Buffalo Bill and Annie Oakley aren't just relics of the Wild West, argues "Lonesome Dove" author Larry McMurtry -- they're America's original celebrities.
Jun 16, 2005 | At the end of the 19th century, Buffalo Bill Cody was arguably the most famous man in the United States, because he looked sharp while riding a horse. And Annie Oakley was arguably the most famous woman, because she looked comely while firing a gun. Commonplace as such superficiality may be -- characteristic of celebrities from Ronald Reagan to Paris Hilton -- the popularity of Cody and Oakley is hard to fathom in our megaplexed, multichannel, celebrity-saturated society. Not only were they, as Larry McMurtry notes in "The Colonel and Little Missie," our first superstars. Adjusted for ego inflation and the explosion of media bandwidth, they were also, and will likely remain, our foremost.
Exactly who Cody and Oakley were, though, becomes less clear with each attempted biography. The greater the scrutiny, the less certain their history. Every detail is questionable. With his novelist's eye and footing in the West, McMurtry is positioned to deliver as good a book on the pair as we're likely to get.

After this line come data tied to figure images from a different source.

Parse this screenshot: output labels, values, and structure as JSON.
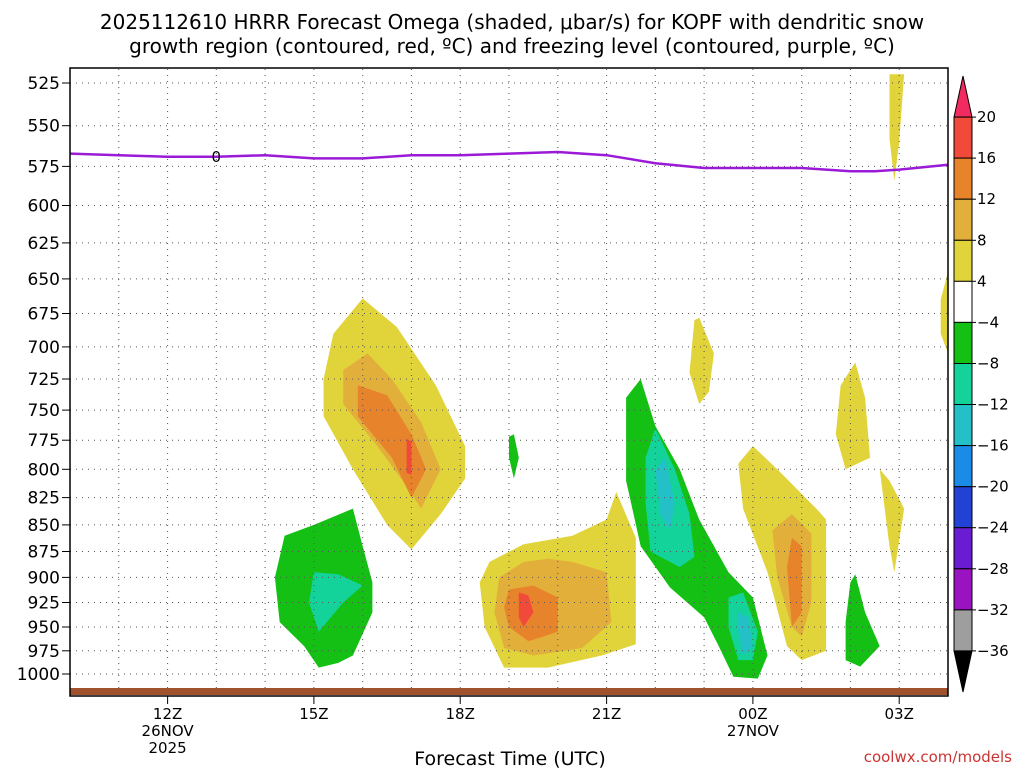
{
  "chart_data": {
    "type": "contour",
    "title_line1": "2025112610 HRRR Forecast Omega (shaded, μbar/s) for KOPF with dendritic snow",
    "title_line2": "growth region (contoured, red, ºC) and freezing level (contoured, purple, ºC)",
    "xlabel": "Forecast Time (UTC)",
    "x_ticks": [
      {
        "hour": 2,
        "label": "12Z",
        "sub1": "26NOV",
        "sub2": "2025"
      },
      {
        "hour": 5,
        "label": "15Z",
        "sub1": "",
        "sub2": ""
      },
      {
        "hour": 8,
        "label": "18Z",
        "sub1": "",
        "sub2": ""
      },
      {
        "hour": 11,
        "label": "21Z",
        "sub1": "",
        "sub2": ""
      },
      {
        "hour": 14,
        "label": "00Z",
        "sub1": "27NOV",
        "sub2": ""
      },
      {
        "hour": 17,
        "label": "03Z",
        "sub1": "",
        "sub2": ""
      }
    ],
    "x_range_hours": [
      0,
      18
    ],
    "y_range_hpa": [
      1010,
      520
    ],
    "y_ticks": [
      525,
      550,
      575,
      600,
      625,
      650,
      675,
      700,
      725,
      750,
      775,
      800,
      825,
      850,
      875,
      900,
      925,
      950,
      975,
      1000
    ],
    "freezing_level": {
      "label": "0",
      "label_hour": 3,
      "points": [
        [
          0,
          567
        ],
        [
          1,
          568
        ],
        [
          2,
          569
        ],
        [
          3,
          569
        ],
        [
          4,
          568
        ],
        [
          5,
          570
        ],
        [
          6,
          570
        ],
        [
          7,
          568
        ],
        [
          8,
          568
        ],
        [
          9,
          567
        ],
        [
          10,
          566
        ],
        [
          11,
          568
        ],
        [
          12,
          573
        ],
        [
          13,
          576
        ],
        [
          14,
          576
        ],
        [
          15,
          576
        ],
        [
          16,
          578
        ],
        [
          16.5,
          578
        ],
        [
          17,
          577
        ],
        [
          18,
          574
        ]
      ]
    },
    "omega_regions": [
      {
        "value": 4,
        "color": "#e1d43a",
        "points": [
          [
            5.2,
            725
          ],
          [
            5.4,
            690
          ],
          [
            6,
            664
          ],
          [
            6.7,
            685
          ],
          [
            7.5,
            730
          ],
          [
            8.1,
            780
          ],
          [
            8.1,
            808
          ],
          [
            7.6,
            840
          ],
          [
            7.0,
            873
          ],
          [
            6.5,
            850
          ],
          [
            5.8,
            800
          ],
          [
            5.2,
            755
          ]
        ]
      },
      {
        "value": 8,
        "color": "#e2b03a",
        "points": [
          [
            5.6,
            718
          ],
          [
            6.1,
            705
          ],
          [
            6.6,
            725
          ],
          [
            7.2,
            760
          ],
          [
            7.6,
            800
          ],
          [
            7.2,
            835
          ],
          [
            6.9,
            815
          ],
          [
            6.3,
            780
          ],
          [
            5.6,
            745
          ]
        ]
      },
      {
        "value": 12,
        "color": "#e7832b",
        "points": [
          [
            5.9,
            730
          ],
          [
            6.5,
            738
          ],
          [
            7.0,
            770
          ],
          [
            7.3,
            800
          ],
          [
            7.0,
            825
          ],
          [
            6.6,
            790
          ],
          [
            5.9,
            755
          ]
        ]
      },
      {
        "value": 16,
        "color": "#f24a3a",
        "points": [
          [
            6.9,
            774
          ],
          [
            7.0,
            776
          ],
          [
            7.0,
            805
          ],
          [
            6.9,
            803
          ]
        ]
      },
      {
        "value": 4,
        "color": "#e1d43a",
        "points": [
          [
            8.6,
            885
          ],
          [
            9.3,
            868
          ],
          [
            10.3,
            860
          ],
          [
            11.0,
            845
          ],
          [
            11.2,
            820
          ],
          [
            11.6,
            862
          ],
          [
            11.6,
            928
          ],
          [
            11.6,
            968
          ],
          [
            10.9,
            980
          ],
          [
            9.8,
            993
          ],
          [
            8.9,
            993
          ],
          [
            8.5,
            950
          ],
          [
            8.4,
            905
          ]
        ]
      },
      {
        "value": 8,
        "color": "#e2b03a",
        "points": [
          [
            8.8,
            900
          ],
          [
            9.3,
            885
          ],
          [
            9.8,
            882
          ],
          [
            10.3,
            885
          ],
          [
            11.0,
            895
          ],
          [
            11.1,
            945
          ],
          [
            10.5,
            972
          ],
          [
            9.5,
            980
          ],
          [
            8.9,
            972
          ],
          [
            8.7,
            935
          ]
        ]
      },
      {
        "value": 12,
        "color": "#e7832b",
        "points": [
          [
            9.0,
            912
          ],
          [
            9.5,
            908
          ],
          [
            10.0,
            920
          ],
          [
            10.0,
            955
          ],
          [
            9.4,
            965
          ],
          [
            9.0,
            950
          ],
          [
            8.9,
            930
          ]
        ]
      },
      {
        "value": 16,
        "color": "#f24a3a",
        "points": [
          [
            9.2,
            915
          ],
          [
            9.4,
            918
          ],
          [
            9.5,
            935
          ],
          [
            9.3,
            950
          ],
          [
            9.2,
            940
          ]
        ]
      },
      {
        "value": 4,
        "color": "#e1d43a",
        "points": [
          [
            12.8,
            680
          ],
          [
            12.9,
            678
          ],
          [
            13.2,
            705
          ],
          [
            13.1,
            735
          ],
          [
            12.9,
            745
          ],
          [
            12.7,
            720
          ]
        ]
      },
      {
        "value": 4,
        "color": "#e1d43a",
        "points": [
          [
            13.7,
            795
          ],
          [
            14.0,
            780
          ],
          [
            14.5,
            800
          ],
          [
            15.3,
            835
          ],
          [
            15.5,
            845
          ],
          [
            15.5,
            895
          ],
          [
            15.5,
            975
          ],
          [
            15.0,
            985
          ],
          [
            14.7,
            970
          ],
          [
            14.3,
            895
          ],
          [
            13.8,
            835
          ]
        ]
      },
      {
        "value": 8,
        "color": "#e2b03a",
        "points": [
          [
            14.4,
            855
          ],
          [
            14.8,
            840
          ],
          [
            15.2,
            858
          ],
          [
            15.2,
            925
          ],
          [
            15.0,
            960
          ],
          [
            14.8,
            950
          ],
          [
            14.5,
            900
          ]
        ]
      },
      {
        "value": 12,
        "color": "#e7832b",
        "points": [
          [
            14.8,
            862
          ],
          [
            15.0,
            870
          ],
          [
            15.0,
            935
          ],
          [
            14.8,
            950
          ],
          [
            14.7,
            890
          ]
        ]
      },
      {
        "value": 4,
        "color": "#e1d43a",
        "points": [
          [
            15.8,
            730
          ],
          [
            16.1,
            712
          ],
          [
            16.3,
            740
          ],
          [
            16.4,
            790
          ],
          [
            15.9,
            800
          ],
          [
            15.7,
            770
          ]
        ]
      },
      {
        "value": 4,
        "color": "#e1d43a",
        "points": [
          [
            16.6,
            800
          ],
          [
            16.8,
            810
          ],
          [
            17.1,
            835
          ],
          [
            16.9,
            895
          ],
          [
            16.8,
            870
          ]
        ]
      },
      {
        "value": 4,
        "color": "#e1d43a",
        "points": [
          [
            16.8,
            520
          ],
          [
            17.1,
            520
          ],
          [
            17.0,
            560
          ],
          [
            16.9,
            584
          ],
          [
            16.8,
            558
          ]
        ]
      },
      {
        "value": 4,
        "color": "#e1d43a",
        "points": [
          [
            17.85,
            665
          ],
          [
            18.0,
            645
          ],
          [
            18.0,
            705
          ],
          [
            17.85,
            690
          ]
        ]
      },
      {
        "value": -4,
        "color": "#14c014",
        "points": [
          [
            4.2,
            900
          ],
          [
            4.4,
            860
          ],
          [
            5.0,
            850
          ],
          [
            5.8,
            835
          ],
          [
            6.0,
            870
          ],
          [
            6.2,
            905
          ],
          [
            6.2,
            935
          ],
          [
            5.8,
            980
          ],
          [
            5.5,
            988
          ],
          [
            5.1,
            993
          ],
          [
            4.8,
            970
          ],
          [
            4.3,
            945
          ]
        ]
      },
      {
        "value": -8,
        "color": "#13d29a",
        "points": [
          [
            5.0,
            895
          ],
          [
            5.5,
            897
          ],
          [
            6.0,
            908
          ],
          [
            5.6,
            925
          ],
          [
            5.1,
            955
          ],
          [
            4.9,
            925
          ]
        ]
      },
      {
        "value": -4,
        "color": "#14c014",
        "points": [
          [
            9.0,
            772
          ],
          [
            9.1,
            770
          ],
          [
            9.2,
            790
          ],
          [
            9.1,
            808
          ],
          [
            9.0,
            790
          ]
        ]
      },
      {
        "value": -4,
        "color": "#14c014",
        "points": [
          [
            11.4,
            740
          ],
          [
            11.7,
            725
          ],
          [
            12.0,
            763
          ],
          [
            12.5,
            800
          ],
          [
            12.9,
            845
          ],
          [
            13.5,
            895
          ],
          [
            14.0,
            920
          ],
          [
            14.3,
            980
          ],
          [
            14.1,
            1005
          ],
          [
            13.6,
            1003
          ],
          [
            13.3,
            970
          ],
          [
            13.0,
            940
          ],
          [
            12.3,
            910
          ],
          [
            11.7,
            870
          ],
          [
            11.4,
            810
          ]
        ]
      },
      {
        "value": -8,
        "color": "#13d29a",
        "points": [
          [
            11.8,
            790
          ],
          [
            12.0,
            765
          ],
          [
            12.4,
            800
          ],
          [
            12.7,
            840
          ],
          [
            12.8,
            880
          ],
          [
            12.5,
            890
          ],
          [
            11.9,
            875
          ],
          [
            11.8,
            830
          ]
        ]
      },
      {
        "value": -12,
        "color": "#24c0c8",
        "points": [
          [
            12.0,
            800
          ],
          [
            12.2,
            790
          ],
          [
            12.4,
            830
          ],
          [
            12.3,
            855
          ],
          [
            12.1,
            840
          ]
        ]
      },
      {
        "value": -8,
        "color": "#13d29a",
        "points": [
          [
            13.5,
            920
          ],
          [
            13.8,
            915
          ],
          [
            14.1,
            955
          ],
          [
            14.0,
            985
          ],
          [
            13.7,
            985
          ],
          [
            13.5,
            950
          ]
        ]
      },
      {
        "value": -12,
        "color": "#24c0c8",
        "points": [
          [
            13.7,
            935
          ],
          [
            13.9,
            940
          ],
          [
            14.0,
            970
          ],
          [
            13.8,
            980
          ],
          [
            13.7,
            955
          ]
        ]
      },
      {
        "value": -4,
        "color": "#14c014",
        "points": [
          [
            16.0,
            905
          ],
          [
            16.1,
            897
          ],
          [
            16.3,
            935
          ],
          [
            16.6,
            970
          ],
          [
            16.2,
            992
          ],
          [
            15.9,
            985
          ],
          [
            15.9,
            945
          ]
        ]
      }
    ],
    "colorbar": {
      "levels": [
        "20",
        "16",
        "12",
        "8",
        "4",
        "−4",
        "−8",
        "−12",
        "−16",
        "−20",
        "−24",
        "−28",
        "−32",
        "−36"
      ],
      "colors": [
        "#f12a5f",
        "#f24a3a",
        "#e7832b",
        "#e2b03a",
        "#e1d43a",
        "#ffffff",
        "#14c014",
        "#13d29a",
        "#24c0c8",
        "#1a8ce8",
        "#2242d6",
        "#6a1cd3",
        "#9a13c0",
        "#9e9e9e",
        "#000000"
      ]
    },
    "credit": "coolwx.com/models"
  }
}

He has succeeded for the most part, by telling us all that isn't known about them, that we might more fully appreciate the extraordinary story of their fame.
Annie Oakley isn't quite as much of a mystery as Buffalo Bill. Having apparently led a less eventful life, there are fewer events concerning her that may be apocryphal. Still, we can't be certain even of her real name: While we know that she changed it to Oakley -- after a respectable neighborhood in Cincinnati -- nobody is quite sure whether she was born Phoebe Ann Moses or Phoebe Ann Mozee. As for the year of her birth, it seems to have been 1860, though for most of her life she insisted on 1866. What nobody doubts is the desperate poverty of her childhood in Darke County, Ohio. McMurtry puts it best when he writes, "Charles Dickens had nothing on Annie Oakley."

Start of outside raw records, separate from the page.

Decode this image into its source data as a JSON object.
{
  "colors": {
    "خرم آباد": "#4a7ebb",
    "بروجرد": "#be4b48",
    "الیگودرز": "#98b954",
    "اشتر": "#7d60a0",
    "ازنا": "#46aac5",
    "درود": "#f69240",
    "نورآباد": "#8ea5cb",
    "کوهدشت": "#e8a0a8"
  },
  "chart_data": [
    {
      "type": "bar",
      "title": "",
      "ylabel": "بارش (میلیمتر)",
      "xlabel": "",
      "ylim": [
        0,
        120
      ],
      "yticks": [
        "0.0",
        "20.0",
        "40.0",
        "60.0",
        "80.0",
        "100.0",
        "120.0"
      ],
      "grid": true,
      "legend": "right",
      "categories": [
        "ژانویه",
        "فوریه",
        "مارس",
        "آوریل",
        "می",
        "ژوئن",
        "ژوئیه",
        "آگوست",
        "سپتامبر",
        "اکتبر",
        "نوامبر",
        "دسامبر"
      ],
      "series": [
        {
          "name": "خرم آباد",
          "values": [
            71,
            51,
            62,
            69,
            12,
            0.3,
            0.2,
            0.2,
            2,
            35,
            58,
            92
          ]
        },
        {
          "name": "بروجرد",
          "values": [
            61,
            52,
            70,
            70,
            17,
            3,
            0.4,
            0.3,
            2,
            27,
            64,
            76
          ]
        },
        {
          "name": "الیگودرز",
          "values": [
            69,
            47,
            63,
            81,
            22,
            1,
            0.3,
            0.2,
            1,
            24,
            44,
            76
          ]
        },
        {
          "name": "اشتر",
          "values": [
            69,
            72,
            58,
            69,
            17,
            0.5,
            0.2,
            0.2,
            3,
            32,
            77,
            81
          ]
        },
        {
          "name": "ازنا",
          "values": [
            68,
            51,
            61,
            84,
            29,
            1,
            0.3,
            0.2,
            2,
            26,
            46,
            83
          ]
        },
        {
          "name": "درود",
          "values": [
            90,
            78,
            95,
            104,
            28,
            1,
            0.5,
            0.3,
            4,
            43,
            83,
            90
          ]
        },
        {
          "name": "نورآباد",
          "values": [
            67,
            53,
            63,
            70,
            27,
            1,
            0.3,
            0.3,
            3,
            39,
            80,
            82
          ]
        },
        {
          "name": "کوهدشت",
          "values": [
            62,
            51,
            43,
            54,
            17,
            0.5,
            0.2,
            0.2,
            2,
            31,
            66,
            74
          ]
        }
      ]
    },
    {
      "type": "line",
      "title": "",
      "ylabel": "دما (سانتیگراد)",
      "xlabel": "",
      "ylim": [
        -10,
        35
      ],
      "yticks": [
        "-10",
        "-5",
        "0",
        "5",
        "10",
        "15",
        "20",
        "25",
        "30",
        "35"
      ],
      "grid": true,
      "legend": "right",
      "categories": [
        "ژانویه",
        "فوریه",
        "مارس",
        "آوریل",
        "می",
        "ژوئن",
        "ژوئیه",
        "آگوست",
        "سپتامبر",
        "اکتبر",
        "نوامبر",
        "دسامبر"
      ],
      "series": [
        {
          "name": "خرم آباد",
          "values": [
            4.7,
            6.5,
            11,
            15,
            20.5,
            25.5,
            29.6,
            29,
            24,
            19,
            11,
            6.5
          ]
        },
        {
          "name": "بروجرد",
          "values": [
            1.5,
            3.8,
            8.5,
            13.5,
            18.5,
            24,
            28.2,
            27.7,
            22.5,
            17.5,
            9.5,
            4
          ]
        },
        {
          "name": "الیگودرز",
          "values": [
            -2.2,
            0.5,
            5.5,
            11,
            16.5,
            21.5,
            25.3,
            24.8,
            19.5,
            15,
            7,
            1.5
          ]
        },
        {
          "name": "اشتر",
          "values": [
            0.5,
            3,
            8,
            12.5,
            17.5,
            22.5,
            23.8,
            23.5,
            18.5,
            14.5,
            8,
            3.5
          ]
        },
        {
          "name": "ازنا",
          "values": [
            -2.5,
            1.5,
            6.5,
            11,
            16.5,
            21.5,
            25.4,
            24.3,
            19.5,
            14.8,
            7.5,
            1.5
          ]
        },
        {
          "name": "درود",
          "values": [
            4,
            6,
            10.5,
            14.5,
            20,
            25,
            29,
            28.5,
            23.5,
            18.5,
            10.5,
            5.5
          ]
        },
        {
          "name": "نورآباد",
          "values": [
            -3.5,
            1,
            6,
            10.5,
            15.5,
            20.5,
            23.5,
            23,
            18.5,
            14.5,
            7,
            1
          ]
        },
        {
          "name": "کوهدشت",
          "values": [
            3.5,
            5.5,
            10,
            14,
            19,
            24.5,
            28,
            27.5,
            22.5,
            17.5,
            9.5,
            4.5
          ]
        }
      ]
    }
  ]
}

Somehow she figured out how to shoot. One story claims that, as a young girl, she picked up her father's shotgun and hit a squirrel between the eyes. Another story makes the creature a bird, and holds that the recoil broke her nose. Either way, the animal probably became supper, and by the time she turned 15 she was bringing in game full time for a local grocer.
"The Colonel and Little Missie: Buffalo Bill, Annie Oakley, and the Beginnings of Superstardom in America"
By Larry McMurtry
Simon and Schuster
245 pages
Nonfiction
Or not quite full time: Like any good shot, she also entered skeet competitions, as ubiquitous in 19th century rural America as pickup basketball games are in Chicago or Detroit or New York today. That's where she met her future husband, the marksman Frank Butler. We don't know for sure whether she beat him at their first meeting by two clay pigeons or one. We do know that he became her manager, and, within a few years, she was an international superstar.

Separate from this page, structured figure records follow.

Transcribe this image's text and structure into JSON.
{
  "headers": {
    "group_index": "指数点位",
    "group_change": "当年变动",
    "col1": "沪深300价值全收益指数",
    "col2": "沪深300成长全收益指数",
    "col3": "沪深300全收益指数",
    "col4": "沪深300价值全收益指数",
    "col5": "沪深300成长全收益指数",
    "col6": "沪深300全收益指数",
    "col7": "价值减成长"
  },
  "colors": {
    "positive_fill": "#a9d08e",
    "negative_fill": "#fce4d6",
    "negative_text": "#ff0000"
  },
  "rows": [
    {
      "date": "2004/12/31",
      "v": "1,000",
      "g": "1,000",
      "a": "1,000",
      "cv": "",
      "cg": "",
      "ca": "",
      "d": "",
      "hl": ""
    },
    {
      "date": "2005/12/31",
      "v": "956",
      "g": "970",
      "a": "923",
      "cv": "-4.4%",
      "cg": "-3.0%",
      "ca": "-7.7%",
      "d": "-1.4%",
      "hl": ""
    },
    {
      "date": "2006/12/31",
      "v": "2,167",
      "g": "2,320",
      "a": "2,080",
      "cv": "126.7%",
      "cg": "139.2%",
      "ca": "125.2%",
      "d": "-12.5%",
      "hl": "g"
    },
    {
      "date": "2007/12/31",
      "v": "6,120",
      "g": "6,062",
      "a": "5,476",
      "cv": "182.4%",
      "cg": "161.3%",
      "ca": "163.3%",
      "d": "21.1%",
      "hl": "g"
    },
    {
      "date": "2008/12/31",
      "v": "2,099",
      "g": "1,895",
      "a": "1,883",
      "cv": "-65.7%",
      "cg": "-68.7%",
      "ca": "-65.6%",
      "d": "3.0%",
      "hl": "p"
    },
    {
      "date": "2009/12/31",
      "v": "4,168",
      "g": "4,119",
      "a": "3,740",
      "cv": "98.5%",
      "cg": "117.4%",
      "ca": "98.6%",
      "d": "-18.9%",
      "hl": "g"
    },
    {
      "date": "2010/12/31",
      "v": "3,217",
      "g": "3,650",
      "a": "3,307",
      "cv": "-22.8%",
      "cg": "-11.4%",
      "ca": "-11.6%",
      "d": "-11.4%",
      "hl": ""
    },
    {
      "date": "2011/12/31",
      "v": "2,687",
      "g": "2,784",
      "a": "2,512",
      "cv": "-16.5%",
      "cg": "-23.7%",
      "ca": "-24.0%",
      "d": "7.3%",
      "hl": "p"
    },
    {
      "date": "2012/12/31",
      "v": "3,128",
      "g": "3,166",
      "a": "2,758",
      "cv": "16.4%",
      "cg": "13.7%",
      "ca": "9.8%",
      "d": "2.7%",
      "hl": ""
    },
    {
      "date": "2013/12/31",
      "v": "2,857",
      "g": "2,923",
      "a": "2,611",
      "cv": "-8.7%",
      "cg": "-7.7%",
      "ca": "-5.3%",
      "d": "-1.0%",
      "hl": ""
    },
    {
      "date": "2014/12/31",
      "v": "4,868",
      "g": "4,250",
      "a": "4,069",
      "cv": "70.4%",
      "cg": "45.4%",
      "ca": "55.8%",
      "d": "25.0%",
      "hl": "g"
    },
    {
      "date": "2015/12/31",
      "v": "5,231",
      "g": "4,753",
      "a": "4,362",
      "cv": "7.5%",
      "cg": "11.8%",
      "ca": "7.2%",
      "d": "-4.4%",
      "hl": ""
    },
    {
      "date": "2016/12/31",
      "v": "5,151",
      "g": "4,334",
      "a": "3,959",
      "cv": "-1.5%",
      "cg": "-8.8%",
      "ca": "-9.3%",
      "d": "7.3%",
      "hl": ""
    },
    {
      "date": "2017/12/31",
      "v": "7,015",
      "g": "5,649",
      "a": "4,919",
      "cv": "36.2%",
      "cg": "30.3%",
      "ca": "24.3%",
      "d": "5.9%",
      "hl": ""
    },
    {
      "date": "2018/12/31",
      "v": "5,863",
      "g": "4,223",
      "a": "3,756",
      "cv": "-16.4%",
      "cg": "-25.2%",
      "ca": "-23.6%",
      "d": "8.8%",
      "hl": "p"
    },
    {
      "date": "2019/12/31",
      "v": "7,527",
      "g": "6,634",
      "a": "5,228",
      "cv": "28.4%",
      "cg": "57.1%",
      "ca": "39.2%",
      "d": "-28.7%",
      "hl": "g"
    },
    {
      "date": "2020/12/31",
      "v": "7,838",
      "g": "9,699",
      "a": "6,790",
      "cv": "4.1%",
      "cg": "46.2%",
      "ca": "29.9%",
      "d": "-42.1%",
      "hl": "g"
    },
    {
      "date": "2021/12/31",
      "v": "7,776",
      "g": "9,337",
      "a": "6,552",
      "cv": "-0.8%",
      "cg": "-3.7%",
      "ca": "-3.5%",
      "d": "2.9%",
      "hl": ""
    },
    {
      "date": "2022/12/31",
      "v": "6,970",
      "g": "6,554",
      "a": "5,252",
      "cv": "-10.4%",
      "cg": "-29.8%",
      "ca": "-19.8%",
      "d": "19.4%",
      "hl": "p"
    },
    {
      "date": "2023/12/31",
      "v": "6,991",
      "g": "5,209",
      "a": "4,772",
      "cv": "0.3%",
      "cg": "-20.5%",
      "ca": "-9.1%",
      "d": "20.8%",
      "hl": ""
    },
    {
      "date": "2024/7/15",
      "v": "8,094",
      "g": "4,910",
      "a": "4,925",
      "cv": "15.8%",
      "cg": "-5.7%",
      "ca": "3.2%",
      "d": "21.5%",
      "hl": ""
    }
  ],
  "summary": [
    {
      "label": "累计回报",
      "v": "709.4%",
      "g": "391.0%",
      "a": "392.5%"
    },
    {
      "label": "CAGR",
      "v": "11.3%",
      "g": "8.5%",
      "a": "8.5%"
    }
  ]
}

Buffalo Bill became famous first, though, and provided the stage upon which Oakley's legend was made. He had a 14-year head start. William Frederick Cody was born in Iowa in 1846, and, while not as bad as Oakley's, his childhood in the bloody Kansas territory would also have given Dickens a run for his money. ("In these parts," McMurtry notes, "the Civil War lasted something like twenty years, rather than four.") Then, in the same spontaneous, inevitable way that Annie got her gun, Buffalo Bill landed in the saddle. His first job, at age 11, was delivering messages for the Western freighting firm that would shortly found the Pony Express.
That did not make him, as legend has it, a part of the Pony Express, let alone its star rider. The mount he was assigned was a mule, and the extent of his run -- from freight yard to telegraph office -- was all of three miles. McMurtry believes that, by the time the Pony Express came along, 14-year-old Cody had advanced enough to become its youngest messenger, but the best proof McMurtry can muster is only that it makes a good story. (All the supporting evidence from Cody's day, as McMurtry ably demonstrates, is not the least bit plausible, and the documentary evidence is spottier than Buffalo Bill's arithmetic.) None of which would make much difference -- since nobody has ever doubted Cody's skill as a rider -- except for the fact that he pretended to have been a Pony Express messenger, for more than 30 years, as the centerpiece of his performance in "Buffalo Bill's Wild West."
In his world-renowned entertainment -- which seems to have been a cross between a vaudeville act and a military parade -- he also pretended to have done a bit of Indian killing. In particular, he was fond of showing how he'd taken "the first scalp for Custer" while he was employed as a scout by the Army. If he did so, it was in 1876, shortly after the massacre at the Little Big Horn had left Gen. George Armstrong Custer dead alongside 250 of his men.